Purpose Built Creative Communities – Design District, Greenwhich Peninsula

October 10, 2022

‘David’s colourful, classically inspired buildings, make and break rules, which will inspire our tenants to expand creatively.’

The creative industries are at the heart of what makes London great. London is also one of the most expensive cities in the world. – Two statements that cannot coexist for much longer.

‘According to the Livelihoods of Visual Artists data report, artists earn an average of £16,150 each year, of which £6,020 (36%) comes from their art practice.’ This combined with rising rents and the cost of living crisis is putting creative communities under great threat.

The Design District, Greenwhich Peninsula has been developed to counteract this and keep London creative, its purpose built neighbourhood is an accessible workplace, made to support creative work of all kinds.
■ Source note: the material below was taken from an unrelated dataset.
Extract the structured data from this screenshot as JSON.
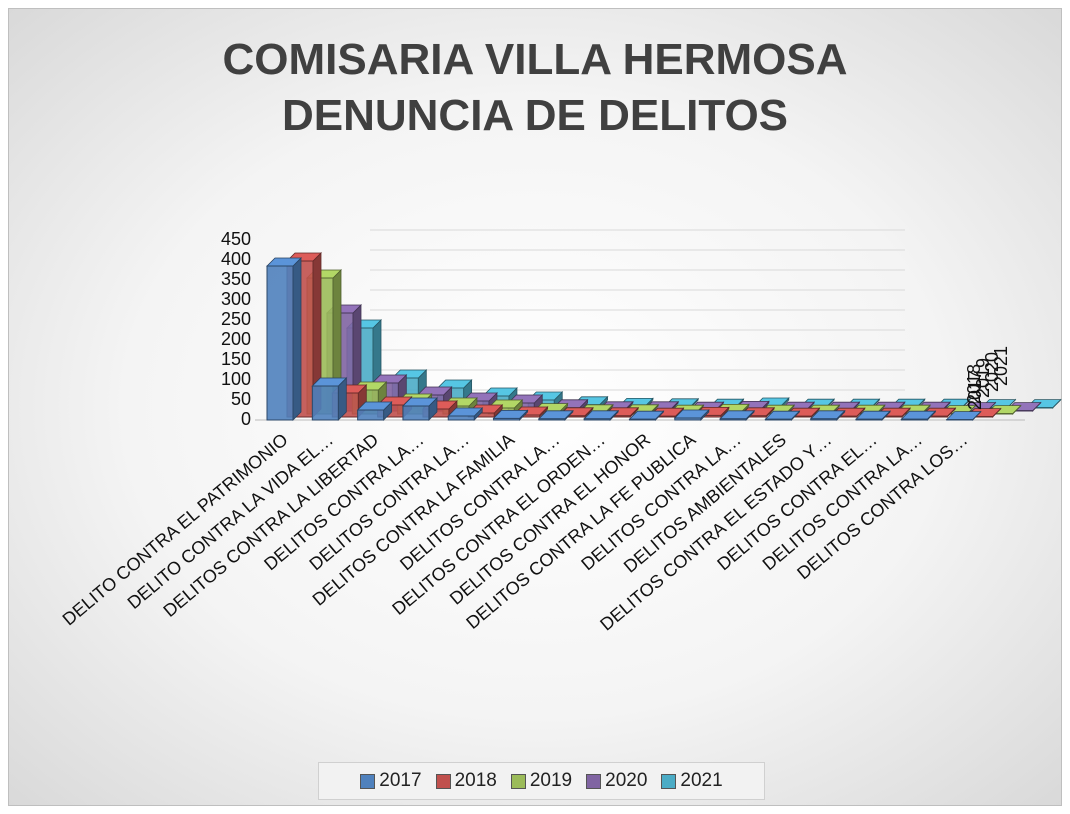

Urban regenerator and property developer Knight Dragon envisioned a vibrant and engaged community of designers, makers, and creators – from architects and artists to graphic, fashion, and digital designers, gaming professionals, musicians, and many more.
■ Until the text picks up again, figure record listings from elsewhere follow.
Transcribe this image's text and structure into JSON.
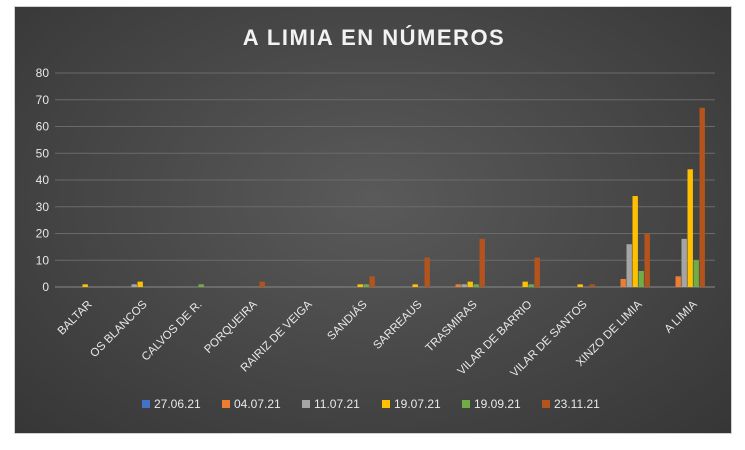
{
  "chart_data": {
    "type": "bar",
    "title": "A LIMIA EN NÚMEROS",
    "xlabel": "",
    "ylabel": "",
    "ylim": [
      0,
      80
    ],
    "yticks": [
      0,
      10,
      20,
      30,
      40,
      50,
      60,
      70,
      80
    ],
    "grid": true,
    "legend_position": "bottom",
    "categories": [
      "BALTAR",
      "OS BLANCOS",
      "CALVOS DE R.",
      "PORQUEIRA",
      "RAIRIZ DE VEIGA",
      "SANDIÁS",
      "SARREAUS",
      "TRASMIRAS",
      "VILAR DE BARRIO",
      "VILAR DE SANTOS",
      "XINZO DE LIMIA",
      "A LIMIA"
    ],
    "series": [
      {
        "name": "27.06.21",
        "color": "#4472c4",
        "values": [
          0,
          0,
          0,
          0,
          0,
          0,
          0,
          0,
          0,
          0,
          0,
          0
        ]
      },
      {
        "name": "04.07.21",
        "color": "#ed7d31",
        "values": [
          0,
          0,
          0,
          0,
          0,
          0,
          0,
          1,
          0,
          0,
          3,
          4
        ]
      },
      {
        "name": "11.07.21",
        "color": "#a5a5a5",
        "values": [
          0,
          1,
          0,
          0,
          0,
          0,
          0,
          1,
          0,
          0,
          16,
          18
        ]
      },
      {
        "name": "19.07.21",
        "color": "#ffc000",
        "values": [
          1,
          2,
          0,
          0,
          0,
          1,
          1,
          2,
          2,
          1,
          34,
          44
        ]
      },
      {
        "name": "19.09.21",
        "color": "#70ad47",
        "values": [
          0,
          0,
          1,
          0,
          0,
          1,
          0,
          1,
          1,
          0,
          6,
          10
        ]
      },
      {
        "name": "23.11.21",
        "color": "#b4541c",
        "values": [
          0,
          0,
          0,
          2,
          0,
          4,
          11,
          18,
          11,
          1,
          20,
          67
        ]
      }
    ]
  }
}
Recently, we were lucky enough to meet the architects building the vision, as David Kohn delivered a private tour of the development. We were greeted outside the A4 building, a landmark in an emerging neighbourhood, signposted with ‘Design District’ in bold lettering across the top. 
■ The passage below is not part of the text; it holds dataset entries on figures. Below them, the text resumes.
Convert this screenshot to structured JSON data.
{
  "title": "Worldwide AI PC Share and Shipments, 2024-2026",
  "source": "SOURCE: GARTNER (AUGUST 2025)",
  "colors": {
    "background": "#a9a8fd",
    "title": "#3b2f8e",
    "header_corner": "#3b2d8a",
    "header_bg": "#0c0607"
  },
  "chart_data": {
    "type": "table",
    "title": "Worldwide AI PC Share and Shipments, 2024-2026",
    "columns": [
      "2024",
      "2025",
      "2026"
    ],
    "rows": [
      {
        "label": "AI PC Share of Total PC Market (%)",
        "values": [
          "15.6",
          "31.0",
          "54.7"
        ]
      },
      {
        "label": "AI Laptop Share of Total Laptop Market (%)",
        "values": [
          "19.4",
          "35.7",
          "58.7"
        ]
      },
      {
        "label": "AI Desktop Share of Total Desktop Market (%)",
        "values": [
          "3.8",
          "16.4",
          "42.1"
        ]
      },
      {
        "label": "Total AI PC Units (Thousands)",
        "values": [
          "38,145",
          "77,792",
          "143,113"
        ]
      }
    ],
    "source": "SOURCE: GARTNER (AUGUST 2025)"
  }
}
The Design District started as a canvas for architects to experiment, and create a statement, or invitation for the same creativity to grow inside The site comprises 16 free-standing buildings, by eight architects, composed around five courtyards. The project provides 14,000 sqm of studio space for makers in the creative industries.

David’s explained the unique influences and considerations around the building’s design. The colourful, classically inspired buildings, make and break rules, which will inspire our tenants to expand creatively.

Historically, David Kohn’s practice has focused on refurbishing institutional buildings for the arts. The two buildings designed for the Design District were their first workspace buildings, first building projects for commercial clients, first non-residential new build, and first design-and-build projects. Despite this, the practice has been shortlisted for the AJ Architecture Awards 2022 and longlisted for the Dezeen Awards 2022.

A4 and B4 were broken up into smaller units to create space, meaning creating a large number of small businesses, ideal for a mixed community across the district. The buildings include three arts charities: Migrate Art representing migrant artists, Queercircle representing LGBTQ+ artists, and ACAVA a studio provider that lets space to over 500 studios for artists. Tenants across the two buildings include artists, a florist, a ceramics studio, a 3D printing studio, a soap maker, a photographer, fashion, digital marketing, and broadcasting studios and an architecture practice.

In the past creative workspace has developed organically, from warehouses and meanwhile space, spilling out onto the streets and local communities. However as affordable spaces become few and far between, purpose built hubs could be the answer to sustaining London’s creative industries.